Day 20

Choosing your advisor for the semester genuinely feels like a courtship. Some students can do this quietly; others, not at all. Myself? Well if the analogy fits, then I can only conclude I’m still the awkward teen standing on the front porch at the end of the first date, waiting for a goodnight kiss.

In the residency setting that translates to making yourself known. This is not about competition folks; we’re all cordial here. It’s about stating your interests over lunch, contributing to workshop in honest yet finely tuned ways – comments that play off one another, that reveal deeper meanings, that show a writer well-versed in craft and the articulation of it. Further, it means seeking the coveted advisor out for side conversations, simple wooing gestures if you will, that take the shape of intelligent questions about writing, writerly puns exhibited with immaculate timing, and thank heavens, the occasional question and answer period about personal lives too.

Some would say my description of this process is unfair, inaccurate, even. But oh, when I know I want to work with someone I know it in my bones, can feel the power of their determination at the page rambling over my worldview. To truly learn the most from an advisor over the course of a semester you must be willing to surrender. You must be willing to take suggestions, to stretch and grow without complaint, without kickback, without a bitchfest.

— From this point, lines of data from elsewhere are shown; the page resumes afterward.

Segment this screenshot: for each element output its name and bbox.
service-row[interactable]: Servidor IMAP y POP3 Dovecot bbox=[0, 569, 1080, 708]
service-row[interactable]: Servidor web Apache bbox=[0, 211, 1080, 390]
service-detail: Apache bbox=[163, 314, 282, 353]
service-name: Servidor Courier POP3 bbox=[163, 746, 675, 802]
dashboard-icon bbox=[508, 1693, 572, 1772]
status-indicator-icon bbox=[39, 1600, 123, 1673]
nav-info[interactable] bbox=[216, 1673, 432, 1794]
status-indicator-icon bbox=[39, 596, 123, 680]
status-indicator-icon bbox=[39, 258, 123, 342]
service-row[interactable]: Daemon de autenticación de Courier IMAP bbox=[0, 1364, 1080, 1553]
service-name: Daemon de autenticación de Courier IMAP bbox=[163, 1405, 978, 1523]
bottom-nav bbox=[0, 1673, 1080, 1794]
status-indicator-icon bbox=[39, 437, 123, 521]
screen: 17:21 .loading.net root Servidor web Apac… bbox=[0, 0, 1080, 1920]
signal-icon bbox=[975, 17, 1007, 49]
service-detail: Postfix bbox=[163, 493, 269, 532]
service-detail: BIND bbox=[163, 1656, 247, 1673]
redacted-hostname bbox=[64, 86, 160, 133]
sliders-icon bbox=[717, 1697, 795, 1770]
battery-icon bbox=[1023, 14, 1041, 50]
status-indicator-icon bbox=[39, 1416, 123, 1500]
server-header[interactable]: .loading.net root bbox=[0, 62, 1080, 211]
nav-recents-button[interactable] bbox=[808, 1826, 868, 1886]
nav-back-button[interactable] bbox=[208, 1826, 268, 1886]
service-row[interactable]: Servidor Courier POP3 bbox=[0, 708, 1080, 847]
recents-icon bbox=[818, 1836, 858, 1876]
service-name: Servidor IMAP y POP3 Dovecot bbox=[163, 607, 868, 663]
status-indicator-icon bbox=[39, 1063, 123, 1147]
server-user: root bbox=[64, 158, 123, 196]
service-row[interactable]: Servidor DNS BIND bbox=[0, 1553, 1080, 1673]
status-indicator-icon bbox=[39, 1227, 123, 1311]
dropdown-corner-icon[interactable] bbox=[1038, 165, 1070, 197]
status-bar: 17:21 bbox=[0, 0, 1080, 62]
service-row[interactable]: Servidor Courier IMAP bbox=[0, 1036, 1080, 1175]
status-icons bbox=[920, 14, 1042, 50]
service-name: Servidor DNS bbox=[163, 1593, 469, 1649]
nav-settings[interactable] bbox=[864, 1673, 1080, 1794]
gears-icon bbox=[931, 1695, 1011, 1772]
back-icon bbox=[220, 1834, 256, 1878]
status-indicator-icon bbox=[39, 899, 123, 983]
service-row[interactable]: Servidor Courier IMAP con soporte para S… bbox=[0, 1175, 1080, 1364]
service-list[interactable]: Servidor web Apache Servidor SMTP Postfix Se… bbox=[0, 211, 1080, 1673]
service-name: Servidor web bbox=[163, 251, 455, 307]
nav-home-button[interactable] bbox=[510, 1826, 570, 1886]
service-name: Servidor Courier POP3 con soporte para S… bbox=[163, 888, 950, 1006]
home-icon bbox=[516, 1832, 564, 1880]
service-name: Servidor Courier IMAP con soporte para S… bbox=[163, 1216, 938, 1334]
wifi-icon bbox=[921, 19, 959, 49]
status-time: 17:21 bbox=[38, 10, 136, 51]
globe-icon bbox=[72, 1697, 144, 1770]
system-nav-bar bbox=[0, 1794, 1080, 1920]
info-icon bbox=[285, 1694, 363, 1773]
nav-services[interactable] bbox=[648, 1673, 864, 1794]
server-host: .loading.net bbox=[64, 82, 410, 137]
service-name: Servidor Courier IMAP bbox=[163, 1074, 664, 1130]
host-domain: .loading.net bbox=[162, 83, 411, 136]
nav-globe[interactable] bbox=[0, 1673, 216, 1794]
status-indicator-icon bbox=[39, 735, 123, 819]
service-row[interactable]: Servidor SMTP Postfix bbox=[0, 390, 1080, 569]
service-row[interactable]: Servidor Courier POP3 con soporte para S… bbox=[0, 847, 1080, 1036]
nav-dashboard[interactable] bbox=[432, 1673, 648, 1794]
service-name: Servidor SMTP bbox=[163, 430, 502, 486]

Therefore, the best pairings are voluntary; writing is a painful, full-contact sport at its best, even though it remains a solo sport when the final hour arrives. And so, when we choose our advisors we have to be willing to fight for the person we know we will do anything for on the page, the authors we know we respect thoroughly enough to drop all our preconceived notions, to drop the thought that our latest work is our best work, and be willing to try absolutely anything they say.

For the past three days, I’ve courted. Tonight, I leaned in after the dinner, after a glass of wine, after the talk about kids and home and hobbies and my genuine interest in, for God’s sake, talking about something other than writing for a minute or two. And I asked: “Do you think we could do it? Do you think we’d be a good match?” I wanted her bad and that’s when the dating analogy came to me. I was on the fronts stoop, wanting a second date, hoping she’d be available for, say, oh, the next six months.

So don’t get me wrong…teacher-student love is sacred and it’s safe when at its best and that is what I’m talking about here – reverence, respect, admiration, total … fucking …trust. You say “Here. Here is my heart. Here is my dream to make art, to bring babies into the world, to be the best and only person I know how to be. Will you help me?”

And you wait. And hope that they say YES.